KESIMPULAN: Operasi Barbarosa sama sekali BUKAN dilatar-belakangi oleh kebutuhan perluasan wilayah Jerman (Lebensraum) yang mendesak, dan sama sekali bukan karena sifat barbarisme bangsa Jerman yang menginginkan penjarahan sistematis terhadap sumber daya mineral Rusia yang kaya. Operasi Barbarosa adalah perang yang dikobarkan Jerman didukung penuh oleh “Koalisi Kapitalisme” (yang terdiri dari konglomerasi Amerika dan kerajaan Inggris) untuk menumbangkan setan komunis yang mengancam bukan saja negara kedaulatan Jerman, tapi juga kedaulatan kerajaan bisnis para raksasa konglomerat dunia.

SUMBER:
(14,15,17 & 18) “Nazi Conspiracy and Aggression Vol. VI” (US Government Printing Office) , Seekriegsleitung (SKL) Report C-170
(16) “Department of Army Pamphlet No.20-260: The German Campaigns in the Balkans” (Washington DC, 1956)
(19) “Operation Barbarossa: Strategy and Tactics on the Eastern Front, 1941” (Presidio Press), Bryan Fugate

(6). MITOS RENCANA PEMBUNUHAN MASSAL YAHUDI

Pada Agustus 1933, Reich Economich Ministry (Kementrian Ekonomi Jerman) dibawah Hjalmar Schacht, menanda-tangani nota kerja-sama bilateral antara Jerman Third Reich dengan Jewish Agency (organisasi embrio cikal bakal pembentukan pemerintahan negara Israel Raya di Palestina). Jewish Agency yang diwakili oleh Chaim Arlosoroff, berhasil membuat kesepakatan kerja-sama yang dikenal dengan sebutan “MOU Haavara” yang dalam bahasa Ibrani berarti “Relokasi”.(20)

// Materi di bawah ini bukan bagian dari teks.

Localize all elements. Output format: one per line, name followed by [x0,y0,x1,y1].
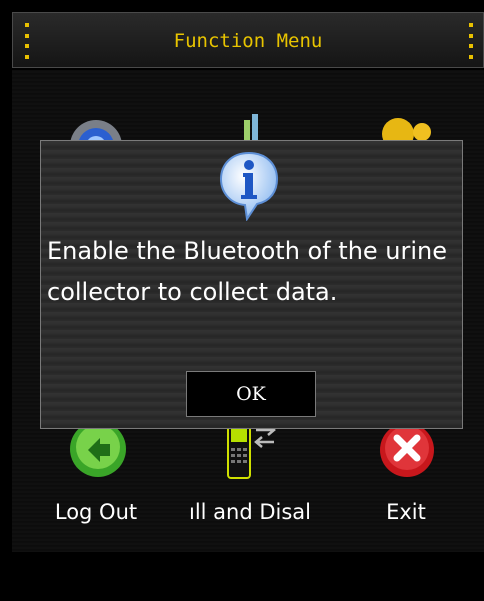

Reich Economic Ministry juga membentuk perusahaan kerja-sama bilateral dengan Tel Aviv yang dinamakan INTRIA (International Trade & Investment Agency), yang digunakan sebagai “Escrow Account” (rekening penampung) bagi jaringan pengusaha Yahudi Eropa untuk menyalurkan sumbangannya kepada warga Jerman turunan Yahudi agar mau emigrasi ke Palestina. Selama beroperasi, INTRIA mencatat penyaluran sumbangan sebesar US$900.000 dari pengusaha Yahudi kaya Eropa ke Palestina.”(21)

Selama 26 September sampai dengan 9 Oktober 1934, surat kabar propaganda Nazi “Der Angriff” menerbitkan sebuah artikel yang berjudul “Ein Nazi Fahrt Nach Palastina”, yang menceritakan pengalaman Leopold von Mildenstein, seorang perwira Sicherheitsdienst (SD), Kepolisian Negara Jerman dibawah SS, yang tinggal di Palestina selama 6 bulan. Dalam artikel ini, von Mildenstein menceritakan kekagumannya kepada koloni Yahudi di Palestina, dan memuji prestasi dan semangat para emigrant Yahudi dari Eropa yang kini tinggal disana. Joseph Goebbels, Perdana Menteri Jerman, sampai memberikan penghargaan berupa medali kepada von Mildenstein, dalam jasanya melancarkan upaya emigrasi yahudi-Jerman ke Palestina.(22)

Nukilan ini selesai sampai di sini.